Week Ending March 25

This week in immigration: New report shows 6.1 million U.S citizens live with a DAPA-eligible family member; USCIS provides updated statistics on DACA recipients; and the American Action Forum looks at the costly proposal required to remove all undocumented immigrants within two years.

New Center for American Progress study highlights U.S. citizens directly affected by administrative relief: With a decision coming within the next few months in United States v. Texas, the Center for American Progress released a new report this week that more than 6.1 million U.S. citizens currently live with a DAPA-eligible family member. California and Texas alone account for nearly half of these individuals, though all 50 states have a minimum of 5,000 U.S. citizens impacted by the upcoming Supreme Court case. The report notes that the true number of U.S. citizens living with potential administrative relief recipients is almost certainly higher than they report, as the study does not account for citizen family members of people eligible for DACA or expanded DACA, and also doesn’t account for U.S. citizen children or other family members who do not live in the same household as a DAPA-eligible individual.

USCIS releases updated DACA data: USCIS this week released updated statistics for DACA applications showing that as of December 31, 2015, there are 713,266 people who have received DACA. The USCIS data includes numbers of applicants by country of origin and by state of residence. The USCIS data is available here, while state-specific data on potential DACA and DAPA eligible individuals can be found here.

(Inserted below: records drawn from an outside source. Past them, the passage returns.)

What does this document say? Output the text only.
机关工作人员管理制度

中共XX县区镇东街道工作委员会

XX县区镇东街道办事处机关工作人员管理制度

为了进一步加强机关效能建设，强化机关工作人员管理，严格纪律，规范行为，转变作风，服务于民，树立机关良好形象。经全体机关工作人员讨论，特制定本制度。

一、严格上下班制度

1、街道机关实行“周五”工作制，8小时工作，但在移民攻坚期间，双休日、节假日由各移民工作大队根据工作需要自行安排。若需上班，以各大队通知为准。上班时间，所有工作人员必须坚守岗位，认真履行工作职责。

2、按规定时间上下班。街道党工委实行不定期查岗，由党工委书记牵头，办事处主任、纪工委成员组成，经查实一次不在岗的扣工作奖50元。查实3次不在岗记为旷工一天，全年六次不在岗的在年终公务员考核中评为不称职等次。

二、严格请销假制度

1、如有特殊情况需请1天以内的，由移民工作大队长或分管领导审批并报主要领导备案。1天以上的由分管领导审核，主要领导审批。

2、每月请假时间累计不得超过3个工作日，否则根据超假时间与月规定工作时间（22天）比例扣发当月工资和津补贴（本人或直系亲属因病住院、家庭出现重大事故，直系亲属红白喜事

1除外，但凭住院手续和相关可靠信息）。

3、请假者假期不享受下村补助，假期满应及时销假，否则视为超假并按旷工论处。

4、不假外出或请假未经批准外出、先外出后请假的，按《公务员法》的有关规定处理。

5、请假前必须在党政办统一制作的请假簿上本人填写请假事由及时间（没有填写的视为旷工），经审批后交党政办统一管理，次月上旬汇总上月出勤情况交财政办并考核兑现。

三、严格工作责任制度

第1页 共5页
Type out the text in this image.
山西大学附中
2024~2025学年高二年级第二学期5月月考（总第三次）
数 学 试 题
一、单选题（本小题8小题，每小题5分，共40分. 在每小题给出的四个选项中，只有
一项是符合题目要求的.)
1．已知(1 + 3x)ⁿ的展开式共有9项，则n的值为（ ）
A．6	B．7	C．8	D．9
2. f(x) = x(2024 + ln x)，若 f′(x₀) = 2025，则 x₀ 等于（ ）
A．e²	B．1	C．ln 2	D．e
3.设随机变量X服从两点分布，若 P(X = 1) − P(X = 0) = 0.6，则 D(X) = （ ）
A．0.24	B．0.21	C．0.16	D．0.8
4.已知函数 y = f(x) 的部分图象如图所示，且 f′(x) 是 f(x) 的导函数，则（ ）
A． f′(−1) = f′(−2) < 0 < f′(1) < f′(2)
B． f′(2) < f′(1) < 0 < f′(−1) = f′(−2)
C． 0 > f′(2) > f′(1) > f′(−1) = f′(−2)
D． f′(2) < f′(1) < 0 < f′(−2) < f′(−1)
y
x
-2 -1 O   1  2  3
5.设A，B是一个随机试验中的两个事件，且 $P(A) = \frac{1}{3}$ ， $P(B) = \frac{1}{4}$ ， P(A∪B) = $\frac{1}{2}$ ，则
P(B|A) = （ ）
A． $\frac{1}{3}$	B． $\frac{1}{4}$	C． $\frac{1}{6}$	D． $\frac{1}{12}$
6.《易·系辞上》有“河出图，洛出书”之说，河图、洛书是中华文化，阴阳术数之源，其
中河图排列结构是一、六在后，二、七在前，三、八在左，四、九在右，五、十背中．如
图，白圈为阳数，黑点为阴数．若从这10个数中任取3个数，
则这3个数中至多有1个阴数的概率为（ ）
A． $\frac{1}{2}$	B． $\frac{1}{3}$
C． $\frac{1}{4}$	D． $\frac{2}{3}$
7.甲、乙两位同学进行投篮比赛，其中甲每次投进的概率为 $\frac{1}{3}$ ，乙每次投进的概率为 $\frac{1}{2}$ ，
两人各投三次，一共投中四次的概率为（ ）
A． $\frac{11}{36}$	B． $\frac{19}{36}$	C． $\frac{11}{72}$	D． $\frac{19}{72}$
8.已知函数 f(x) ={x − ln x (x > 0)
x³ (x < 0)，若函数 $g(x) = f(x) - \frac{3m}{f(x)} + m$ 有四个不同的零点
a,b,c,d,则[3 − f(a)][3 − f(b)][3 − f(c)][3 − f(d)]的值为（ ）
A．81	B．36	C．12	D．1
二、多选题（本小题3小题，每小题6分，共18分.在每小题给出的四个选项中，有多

New American Action Forum report finds it would cost more than $400 billion to deport 11 million undocumented immigrants: A new paper by the center-right policy institute, American Action Forum, describes the personnel and infrastructure implications of removing all 11.3 million undocumented immigrants in a two-year time frame. According to the research, it would cost at least $400 billion in new federal spending and reduce U.S. GDP by about $1 trillion.  A Wall Street Journal opinion piece on the study concludes that the disruption to the U.S. economy of such a proposal would be close to the decline of GDP from the 2008 recession.